Shenzhen, o território da prototipagem

Nada disso ficaria tão visível sem o “laboratório vivo” que é a cidade de Shenzhen, uma das maiores da China. Ali, um inventor sai de uma cafeteria, cruza a rua rumo a Huaqiangbei, o maior mercado de eletrônicos do planeta, e volta com todos os componentes para montar um MVP. 

Graças a essa cadeia de suprimentos “porta a porta”, a jornada ideia ao produto leva menos de seis meses, contra dois anos em boa parte do Ocidente. Aceleradoras como a HAX apoiam muito o ecossistema: oferecem residência de seis meses, laboratório, engenharia e recurso financeiro inicial em pleno distrito industrial. Foi nesse ambiente que surgiram empresas como DJI, Tencent e BYD.

Quando o mapa geopolítico se mexe

O embate tarifário entre Washington e Pequim não é um mero ruído, pois ele reorganiza cadeias globais de valor. Empresas procuram bases “neutras” onde possam prototipar e escalar sem travas logísticas ou políticas.

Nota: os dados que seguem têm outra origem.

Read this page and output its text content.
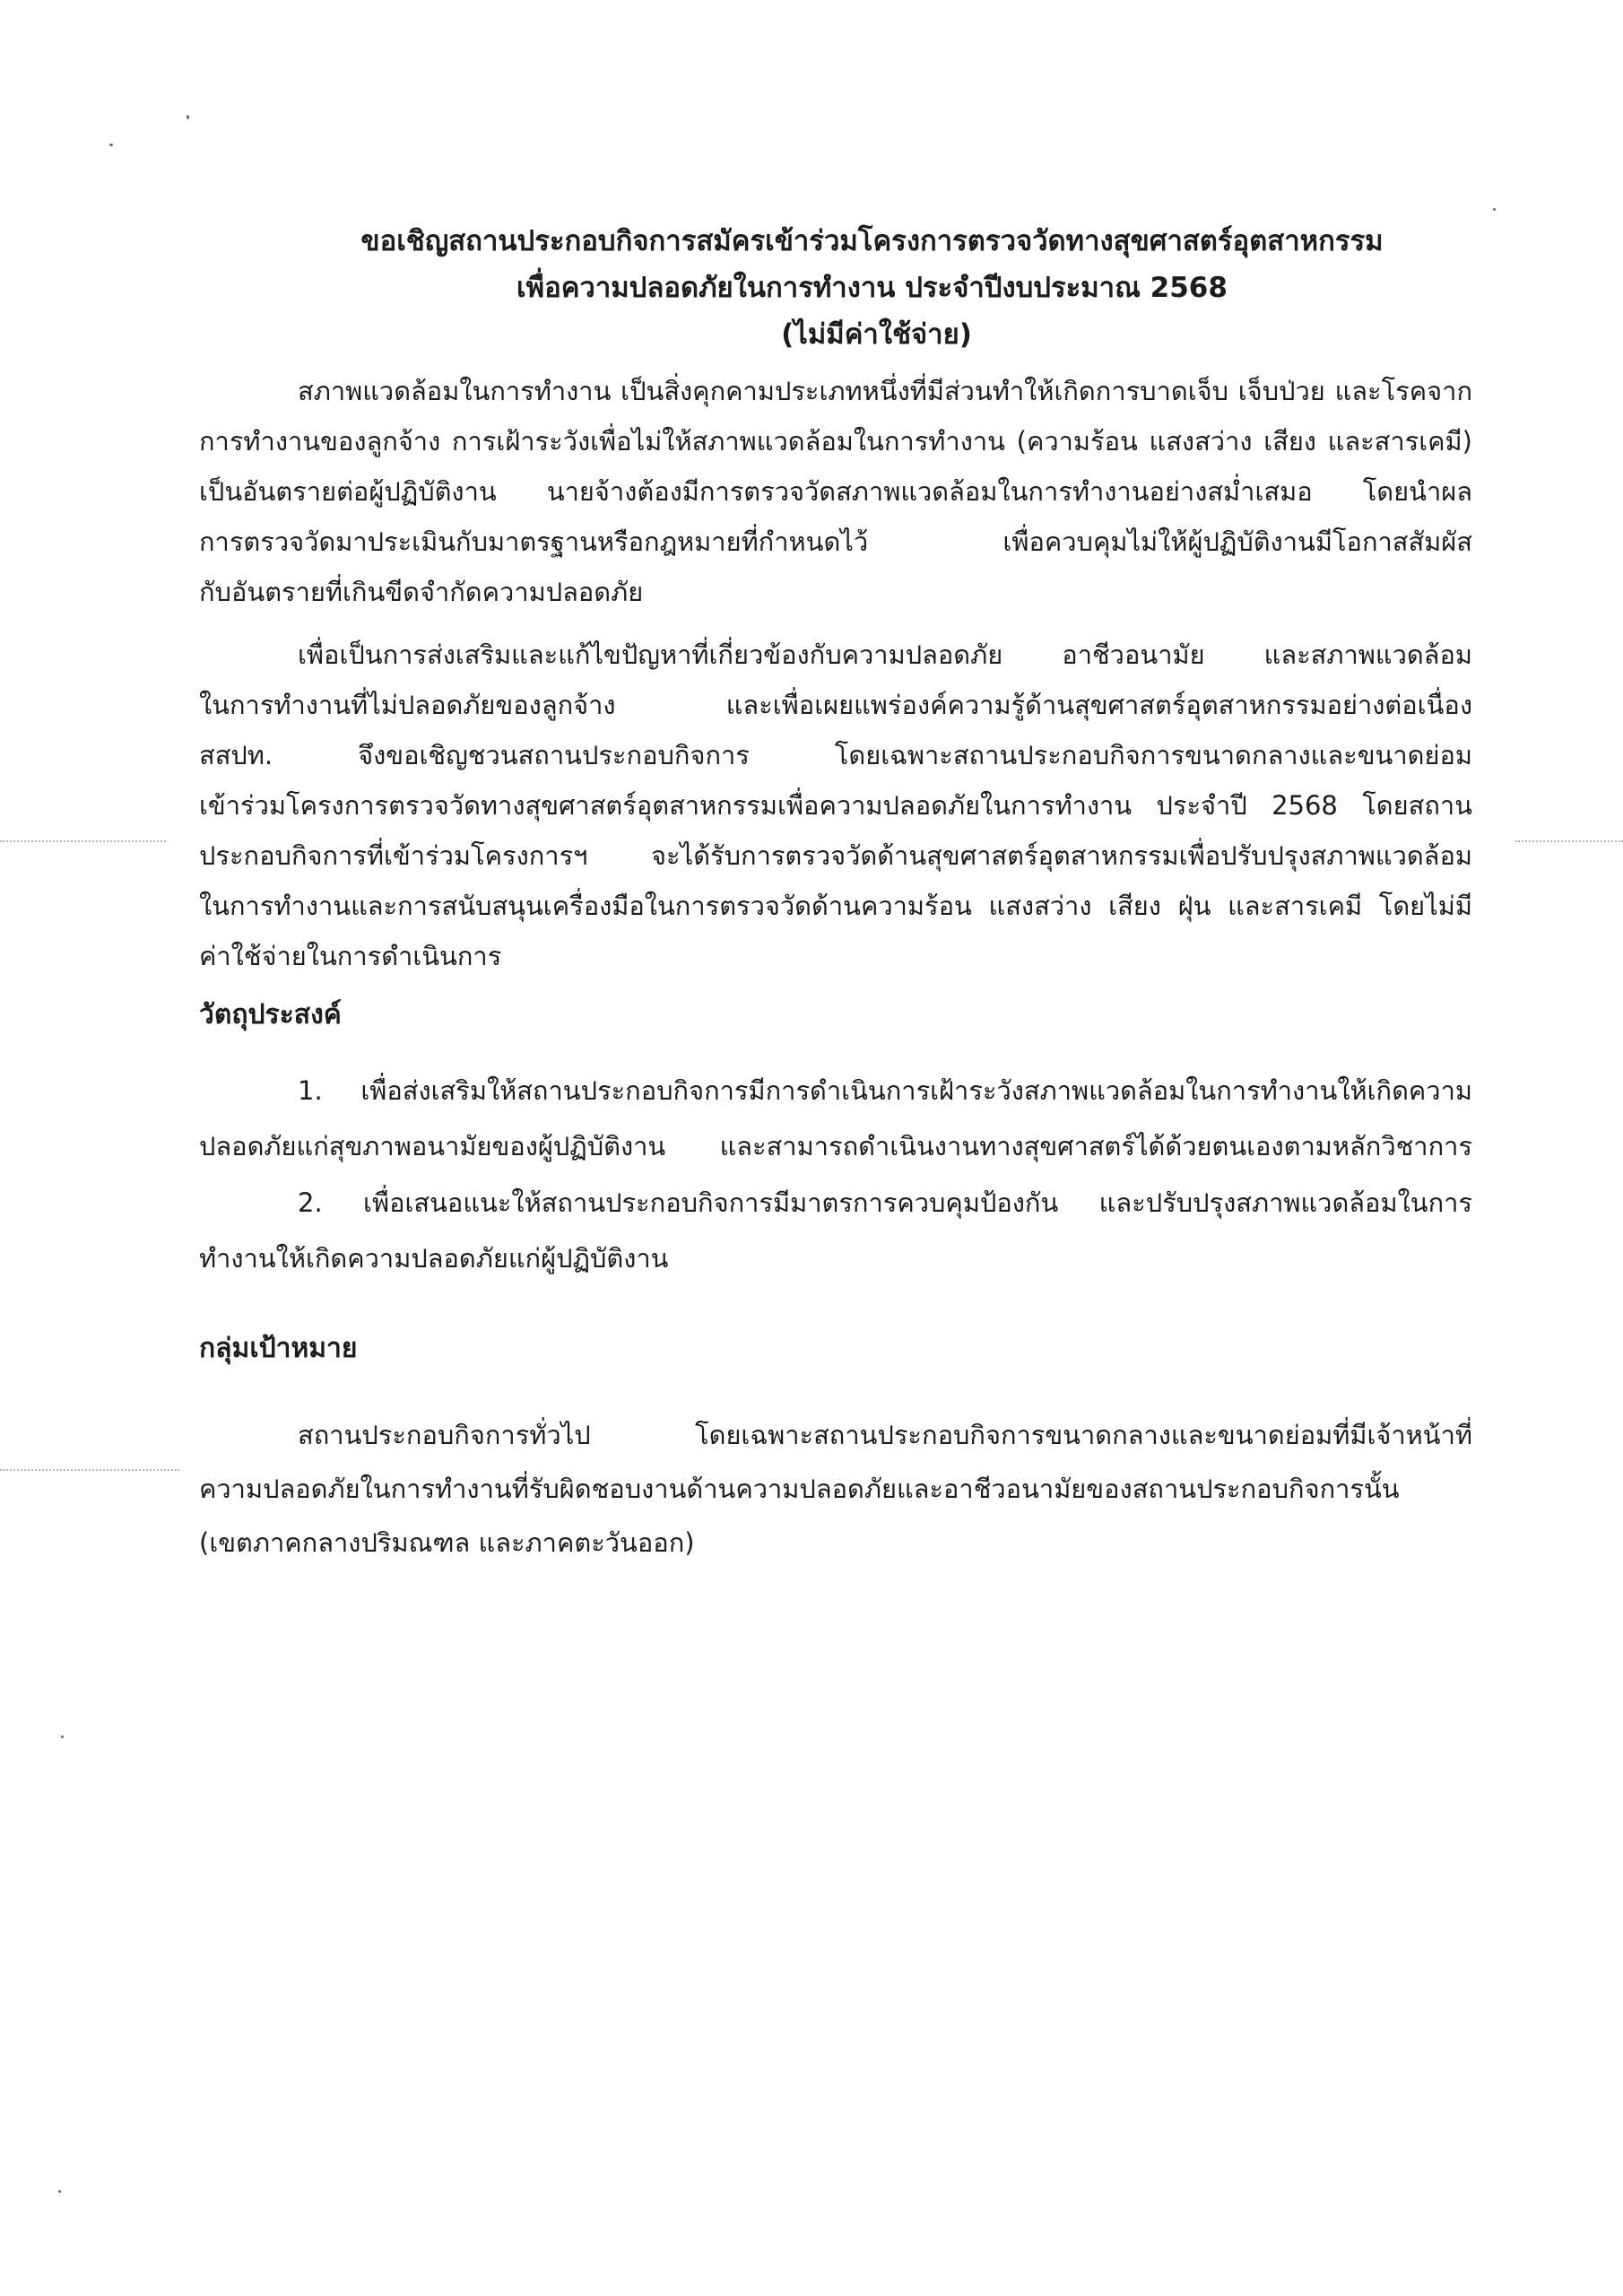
ขอเชิญสถานประกอบกิจการสมัครเข้าร่วมโครงการตรวจวัดทางสุขศาสตร์อุตสาหกรรม
เพื่อความปลอดภัยในการทำงาน ประจำปีงบประมาณ 2568
(ไม่มีค่าใช้จ่าย)
สภาพแวดล้อมในการทำงาน เป็นสิ่งคุกคามประเภทหนึ่งที่มีส่วนทำให้เกิดการบาดเจ็บ เจ็บป่วย และโรคจาก
การทำงานของลูกจ้าง การเฝ้าระวังเพื่อไม่ให้สภาพแวดล้อมในการทำงาน (ความร้อน แสงสว่าง เสียง และสารเคมี)
เป็นอันตรายต่อผู้ปฏิบัติงาน นายจ้างต้องมีการตรวจวัดสภาพแวดล้อมในการทำงานอย่างสม่ำเสมอ โดยนำผล
การตรวจวัดมาประเมินกับมาตรฐานหรือกฎหมายที่กำหนดไว้ เพื่อควบคุมไม่ให้ผู้ปฏิบัติงานมีโอกาสสัมผัส
กับอันตรายที่เกินขีดจำกัดความปลอดภัย
เพื่อเป็นการส่งเสริมและแก้ไขปัญหาที่เกี่ยวข้องกับความปลอดภัย อาชีวอนามัย และสภาพแวดล้อม
ในการทำงานที่ไม่ปลอดภัยของลูกจ้าง และเพื่อเผยแพร่องค์ความรู้ด้านสุขศาสตร์อุตสาหกรรมอย่างต่อเนื่อง
สสปท. จึงขอเชิญชวนสถานประกอบกิจการ โดยเฉพาะสถานประกอบกิจการขนาดกลางและขนาดย่อม
เข้าร่วมโครงการตรวจวัดทางสุขศาสตร์อุตสาหกรรมเพื่อความปลอดภัยในการทำงาน ประจำปี 2568 โดยสถาน
ประกอบกิจการที่เข้าร่วมโครงการฯ จะได้รับการตรวจวัดด้านสุขศาสตร์อุตสาหกรรมเพื่อปรับปรุงสภาพแวดล้อม
ในการทำงานและการสนับสนุนเครื่องมือในการตรวจวัดด้านความร้อน แสงสว่าง เสียง ฝุ่น และสารเคมี โดยไม่มี
ค่าใช้จ่ายในการดำเนินการ
วัตถุประสงค์
1. เพื่อส่งเสริมให้สถานประกอบกิจการมีการดำเนินการเฝ้าระวังสภาพแวดล้อมในการทำงานให้เกิดความ
ปลอดภัยแก่สุขภาพอนามัยของผู้ปฏิบัติงาน และสามารถดำเนินงานทางสุขศาสตร์ได้ด้วยตนเองตามหลักวิชาการ
2. เพื่อเสนอแนะให้สถานประกอบกิจการมีมาตรการควบคุมป้องกัน และปรับปรุงสภาพแวดล้อมในการ
ทำงานให้เกิดความปลอดภัยแก่ผู้ปฏิบัติงาน
กลุ่มเป้าหมาย
สถานประกอบกิจการทั่วไป โดยเฉพาะสถานประกอบกิจการขนาดกลางและขนาดย่อมที่มีเจ้าหน้าที่
ความปลอดภัยในการทำงานที่รับผิดชอบงานด้านความปลอดภัยและอาชีวอนามัยของสถานประกอบกิจการนั้น
(เขตภาคกลางปริมณฑล และภาคตะวันออก)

A pergunta inevitável: podemos oferecer essa plataforma a partir do Brasil? Sim, podemos e devemos aproveitar as oportunidades que estão surgindo e toda a estrutura que já temos. Brasil já é um dos países que mais publicam artigos científicos no mundo. A nossa lacuna está justamente na viabilização da transferência da tecnologia.

Cases nacionais

Instituto Caldeira em Porto Alegre (RS)

Em um prédio de 1920, antiga fábrica da Renner, nasceu um hub de 22 mil m² que conecta grandes empresas, startups, universidades e poder público, chamado Instituto Caldeira. Já são mais de 450 membros circulando por seus corredores. Um estudo da UFRGS aponta relação direta com aproximadamente 15% do PIB gaúcho. 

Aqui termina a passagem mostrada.